Und so wird auch für Martin Schulz die selbe große Herausforderung weiterhin auf dem Tisch liegen, wie sie seit Schröders Tagen auf den Tisch gelegt worden ist: Eine moderne SPD auf der Höhe der Zeit zu entwickeln und zukunftsfest zu etablieren, eine SPD, die derzeit immer noch in weiten Teilen von einer wenig modernisierungsfreudigen und gelegentlich auch kulturpessimistischen Basis getragen wird.
Nicht nur jüngst bei ‚Anne Will’ hat man in den wenigen Tagen seiner gesteigerten Deutschland-Präsenz von Martin Schulz schon einiges gehört, insbesondere zur Steuergerechtigkeit – ein appellierendes Wort oder ein begeisternder Satz der irgendetwas mit Jugendkultur, gesellschaftlichem Aufbruch oder gar jugendlicher Avantgarde zu tun hat, war nicht dabei.

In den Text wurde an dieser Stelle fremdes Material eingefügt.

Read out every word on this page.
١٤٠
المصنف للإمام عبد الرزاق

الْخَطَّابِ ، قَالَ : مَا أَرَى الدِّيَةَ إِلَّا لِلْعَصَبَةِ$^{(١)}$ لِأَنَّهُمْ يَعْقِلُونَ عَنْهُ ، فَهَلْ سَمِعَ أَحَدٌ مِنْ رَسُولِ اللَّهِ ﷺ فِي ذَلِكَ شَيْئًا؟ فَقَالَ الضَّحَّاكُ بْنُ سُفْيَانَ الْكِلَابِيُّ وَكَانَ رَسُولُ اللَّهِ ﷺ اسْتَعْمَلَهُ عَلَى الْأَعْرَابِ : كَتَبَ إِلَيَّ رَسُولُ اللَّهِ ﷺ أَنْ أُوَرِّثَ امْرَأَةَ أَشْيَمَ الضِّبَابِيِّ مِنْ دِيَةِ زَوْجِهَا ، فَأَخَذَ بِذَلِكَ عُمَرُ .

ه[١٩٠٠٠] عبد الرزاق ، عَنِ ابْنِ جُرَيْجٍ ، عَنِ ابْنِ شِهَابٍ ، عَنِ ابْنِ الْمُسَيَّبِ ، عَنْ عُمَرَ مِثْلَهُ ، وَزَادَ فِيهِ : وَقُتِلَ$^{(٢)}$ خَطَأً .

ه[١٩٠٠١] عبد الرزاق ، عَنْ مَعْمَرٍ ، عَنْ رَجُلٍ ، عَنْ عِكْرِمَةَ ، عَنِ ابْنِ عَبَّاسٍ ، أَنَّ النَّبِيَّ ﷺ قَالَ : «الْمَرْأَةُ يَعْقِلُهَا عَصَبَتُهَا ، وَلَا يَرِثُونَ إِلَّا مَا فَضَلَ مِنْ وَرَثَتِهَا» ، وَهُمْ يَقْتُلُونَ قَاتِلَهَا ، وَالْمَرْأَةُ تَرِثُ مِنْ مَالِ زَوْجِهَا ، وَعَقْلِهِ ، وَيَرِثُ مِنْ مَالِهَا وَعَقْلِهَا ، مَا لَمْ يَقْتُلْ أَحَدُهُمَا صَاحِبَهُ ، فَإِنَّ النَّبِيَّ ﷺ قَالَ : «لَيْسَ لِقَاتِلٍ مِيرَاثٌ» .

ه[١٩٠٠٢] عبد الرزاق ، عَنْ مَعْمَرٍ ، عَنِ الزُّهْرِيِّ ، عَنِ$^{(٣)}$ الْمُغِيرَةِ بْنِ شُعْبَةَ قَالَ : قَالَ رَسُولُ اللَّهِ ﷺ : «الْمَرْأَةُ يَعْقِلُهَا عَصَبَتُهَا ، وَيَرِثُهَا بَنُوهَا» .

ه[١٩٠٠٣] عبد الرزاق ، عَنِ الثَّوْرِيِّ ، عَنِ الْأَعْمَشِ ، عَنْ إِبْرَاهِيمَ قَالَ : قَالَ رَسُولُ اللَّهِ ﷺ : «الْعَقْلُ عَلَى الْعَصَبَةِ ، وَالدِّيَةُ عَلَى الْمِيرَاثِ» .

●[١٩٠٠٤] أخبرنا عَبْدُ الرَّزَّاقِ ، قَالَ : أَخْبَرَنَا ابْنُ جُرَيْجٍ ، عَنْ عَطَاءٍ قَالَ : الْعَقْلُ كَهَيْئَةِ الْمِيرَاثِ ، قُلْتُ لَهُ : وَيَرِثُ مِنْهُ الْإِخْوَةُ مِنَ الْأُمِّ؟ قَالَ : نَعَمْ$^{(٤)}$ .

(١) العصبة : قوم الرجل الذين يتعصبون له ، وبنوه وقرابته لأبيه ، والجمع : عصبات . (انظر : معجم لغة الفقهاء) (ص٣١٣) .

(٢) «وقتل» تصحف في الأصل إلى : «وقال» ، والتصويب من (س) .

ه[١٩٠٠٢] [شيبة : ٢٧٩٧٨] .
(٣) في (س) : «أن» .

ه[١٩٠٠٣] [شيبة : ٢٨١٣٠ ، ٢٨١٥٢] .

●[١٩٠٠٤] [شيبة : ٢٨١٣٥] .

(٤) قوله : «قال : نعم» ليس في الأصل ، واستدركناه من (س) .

Die personalpolitische Rochade – mehr ist es bisher noch nicht – Schulz statt Gabriel als Kanzlerkandidat aufzustellen, war ein richtiger Schachzug im Spiel, um die Dame Merkel bis zum September 2017 übers Brett zu jagen. Zum Schachmatt wird es jedoch kaum reichen. Sympathiewerte für Personen in Polit-Barometern sind Etiketten zur relativen Eitelkeitsbefriedigung. Das Volk wählt Parteien mit den jeweiligen Personen und nicht andersherum.
Mit Sigmar Gabriel wäre das Rennen um den ‚Großen Preis von Deutschland’ in den kommenden acht Monaten möglicherweise eine zu wirre Schlingerfahrt mit zu vielen Boxen-Stopps geworden. Ein Start-Ziel-Sieg ist mit Martin Schulz erwartbarer geworden. Vielleicht scheitert er auch nur anders, als es Sigmar Gabriel gelungen wäre, weil ja zwischen Kandidat und Wählern immer auch die Partei die Hände vielzählig ausstreckt. Gerhard Schröder wurde erst Kanzler und ein gutes halbes Jahr später auch SPD-Vorsitzender. Erst die Arbeit – dann das Vergnügen.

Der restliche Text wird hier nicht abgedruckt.